Jan 28 2020

Anna Whitelock

Dr Anna Whitelock, Department of History, has recently featured on Sky News, BBC Radio, LBC Radio, BBC World at One and in multiple newspapers, providing opinion and expertise on the decision made by the Duke and Duchess of Sussex to step back from their roles as senior royals. We recently caught up with Anna to find out more about this coverage and her research interests. 

1. Could you tell us about yourself and your role within the Department of History?

I am Head of the Department of History and a Reader in Early Modern History. I am also co-director of the new Centre for the Study of Modern Monarchy which has just been established at Royal Holloway.

2. You have recently featured in a number of different publications providing opinion and expertise on the decision made by the Duke and Duchess of Sussex to step back from their roles as senior royals. Could you tell us more about this?

Following the Duke and Duchess of Sussex’s announcement on Instagram that they were to step back as senior royals, there has been a great media storm of interest in the royal family, and what, if anything, this means for the monarchy. As a royal historian I have been called upon to provide context and commentary on the story and its wider implications.

3. Can you tell us more about your research interests?

My research interests are focused on the monarchy and in particular in the early modern period, the sixteenth and seventeenth centuries. I have written on the Tudors – Mary I and Elizabeth I- and am finishing a book called Succession which charts the transition from Tudor to Stuart rule with the accession of James I. My interest in the monarchy has increasingly led to me being called upon as a media commentator on modern monarchy using my historical knowledge to inform an understanding of this century’s old institution in the modern world.

4. Are you currently working on any new projects or research?

I am developing a major research project on the current queen’s reign in the nine Caribbean countries that retain her as head of state (like New Zealand, Canada and Australia) which have been neglected both by scholars and public commentators. With a team of researchers and partner institutions both in the UK and Caribbean, we shall be combining interviews, archive work, polling and media analysis to reflect on the queens’ role over the last six decades, the importance of her royal tours, if and why she remains so popular and what might the future hold for the monarchy in these realms.

5. What do you enjoy most about working at Royal Holloway and within the Department of History?

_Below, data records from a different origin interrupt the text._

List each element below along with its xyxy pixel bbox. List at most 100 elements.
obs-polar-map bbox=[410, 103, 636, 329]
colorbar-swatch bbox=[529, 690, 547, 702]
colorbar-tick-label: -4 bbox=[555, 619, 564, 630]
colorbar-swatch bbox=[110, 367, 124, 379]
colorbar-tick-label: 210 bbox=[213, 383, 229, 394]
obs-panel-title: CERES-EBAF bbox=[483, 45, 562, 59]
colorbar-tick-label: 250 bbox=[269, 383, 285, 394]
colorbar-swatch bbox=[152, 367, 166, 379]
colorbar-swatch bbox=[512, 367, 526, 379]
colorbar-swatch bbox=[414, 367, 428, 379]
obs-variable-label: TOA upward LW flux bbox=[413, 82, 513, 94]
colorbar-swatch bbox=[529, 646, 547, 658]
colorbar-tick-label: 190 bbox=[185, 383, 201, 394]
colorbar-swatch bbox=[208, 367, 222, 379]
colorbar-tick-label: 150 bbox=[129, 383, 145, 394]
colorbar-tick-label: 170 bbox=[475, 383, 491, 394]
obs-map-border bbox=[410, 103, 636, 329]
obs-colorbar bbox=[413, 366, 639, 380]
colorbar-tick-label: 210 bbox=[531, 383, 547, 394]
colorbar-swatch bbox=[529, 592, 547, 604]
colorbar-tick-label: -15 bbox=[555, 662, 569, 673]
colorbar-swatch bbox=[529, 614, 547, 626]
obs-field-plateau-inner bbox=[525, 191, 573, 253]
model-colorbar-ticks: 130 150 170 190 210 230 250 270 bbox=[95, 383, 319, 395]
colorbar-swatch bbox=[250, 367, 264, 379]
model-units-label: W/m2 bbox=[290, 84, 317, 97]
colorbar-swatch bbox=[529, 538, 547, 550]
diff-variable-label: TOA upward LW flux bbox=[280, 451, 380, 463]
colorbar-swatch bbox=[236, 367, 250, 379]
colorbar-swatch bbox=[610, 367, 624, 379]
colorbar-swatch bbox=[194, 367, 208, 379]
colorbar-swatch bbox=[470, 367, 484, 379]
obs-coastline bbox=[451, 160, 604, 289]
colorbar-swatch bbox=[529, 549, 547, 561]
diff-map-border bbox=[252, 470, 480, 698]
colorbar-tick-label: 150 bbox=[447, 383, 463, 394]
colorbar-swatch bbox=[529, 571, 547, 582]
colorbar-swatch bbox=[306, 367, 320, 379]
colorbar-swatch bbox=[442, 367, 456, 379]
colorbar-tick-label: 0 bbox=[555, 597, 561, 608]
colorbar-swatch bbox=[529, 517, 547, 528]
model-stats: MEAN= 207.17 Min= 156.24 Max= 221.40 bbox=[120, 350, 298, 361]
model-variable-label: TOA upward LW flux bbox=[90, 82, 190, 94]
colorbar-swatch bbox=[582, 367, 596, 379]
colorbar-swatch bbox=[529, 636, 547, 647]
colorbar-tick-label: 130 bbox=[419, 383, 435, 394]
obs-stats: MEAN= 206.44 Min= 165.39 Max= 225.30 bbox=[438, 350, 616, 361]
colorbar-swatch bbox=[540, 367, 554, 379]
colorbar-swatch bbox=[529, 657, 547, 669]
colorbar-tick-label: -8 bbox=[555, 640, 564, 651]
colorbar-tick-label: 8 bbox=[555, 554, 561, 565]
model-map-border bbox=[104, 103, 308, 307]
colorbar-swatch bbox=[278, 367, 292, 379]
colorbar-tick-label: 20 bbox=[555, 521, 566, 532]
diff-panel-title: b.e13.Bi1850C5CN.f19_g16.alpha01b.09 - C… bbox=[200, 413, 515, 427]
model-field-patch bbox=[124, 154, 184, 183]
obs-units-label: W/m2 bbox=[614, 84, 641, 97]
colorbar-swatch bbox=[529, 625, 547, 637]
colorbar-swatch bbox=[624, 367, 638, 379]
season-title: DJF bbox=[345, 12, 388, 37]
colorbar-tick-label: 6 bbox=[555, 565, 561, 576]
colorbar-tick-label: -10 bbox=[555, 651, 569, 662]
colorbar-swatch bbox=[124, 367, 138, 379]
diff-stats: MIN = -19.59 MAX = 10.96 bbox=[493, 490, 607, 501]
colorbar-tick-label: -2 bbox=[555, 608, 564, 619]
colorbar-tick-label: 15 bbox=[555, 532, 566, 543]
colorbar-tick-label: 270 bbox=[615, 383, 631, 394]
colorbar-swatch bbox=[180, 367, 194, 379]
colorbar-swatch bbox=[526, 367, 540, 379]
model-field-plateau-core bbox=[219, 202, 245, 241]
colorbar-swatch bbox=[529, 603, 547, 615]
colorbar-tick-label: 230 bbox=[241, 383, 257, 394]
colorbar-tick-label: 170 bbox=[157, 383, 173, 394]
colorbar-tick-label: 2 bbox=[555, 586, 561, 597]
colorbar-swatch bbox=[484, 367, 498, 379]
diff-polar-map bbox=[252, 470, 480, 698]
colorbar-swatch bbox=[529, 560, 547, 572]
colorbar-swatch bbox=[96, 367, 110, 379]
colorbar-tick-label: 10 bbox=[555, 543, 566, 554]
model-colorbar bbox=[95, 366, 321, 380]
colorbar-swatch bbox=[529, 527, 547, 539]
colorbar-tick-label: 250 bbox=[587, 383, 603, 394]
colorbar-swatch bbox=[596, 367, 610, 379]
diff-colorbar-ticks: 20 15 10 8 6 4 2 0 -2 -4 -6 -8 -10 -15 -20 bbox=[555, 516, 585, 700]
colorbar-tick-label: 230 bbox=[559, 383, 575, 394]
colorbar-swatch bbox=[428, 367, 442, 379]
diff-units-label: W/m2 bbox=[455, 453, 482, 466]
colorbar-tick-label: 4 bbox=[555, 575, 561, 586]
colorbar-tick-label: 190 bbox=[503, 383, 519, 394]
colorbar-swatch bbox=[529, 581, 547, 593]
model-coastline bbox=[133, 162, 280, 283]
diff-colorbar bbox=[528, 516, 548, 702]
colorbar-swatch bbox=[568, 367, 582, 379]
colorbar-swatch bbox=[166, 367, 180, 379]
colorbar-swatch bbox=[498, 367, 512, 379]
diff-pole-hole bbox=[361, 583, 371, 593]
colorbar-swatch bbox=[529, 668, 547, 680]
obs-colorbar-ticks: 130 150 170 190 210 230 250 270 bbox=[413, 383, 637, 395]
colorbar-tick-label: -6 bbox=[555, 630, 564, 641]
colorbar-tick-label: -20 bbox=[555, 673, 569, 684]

From the time of its foundation, Royal Holloway has always been a proud, radical and reforming institution, notable for its ambition and success, first in offering education to women, now in providing opportunities for all those who have drive and determination to learn, to ask the big questions and to be active and engaged in the modern world. It is this approach that we foster in the history department and are ambitious for ourselves and our students. History is not just about the past but provides a very necessary perspective on the present and future. We welcome students who see education as activism, who want to challenge and to question. We are proud of our department as being a supportive community of scholars at various stages in their studies, but all with common purpose and passion.  

6. What do you enjoy doing with your time outside of work?

I like to run. It clears my head, gives me perspective and supports both my physical and my mental health. I listen to lots of podcasts too and enjoy a very varied mix of television programmes, some intellectually stimulating, some entirely and refreshingly not!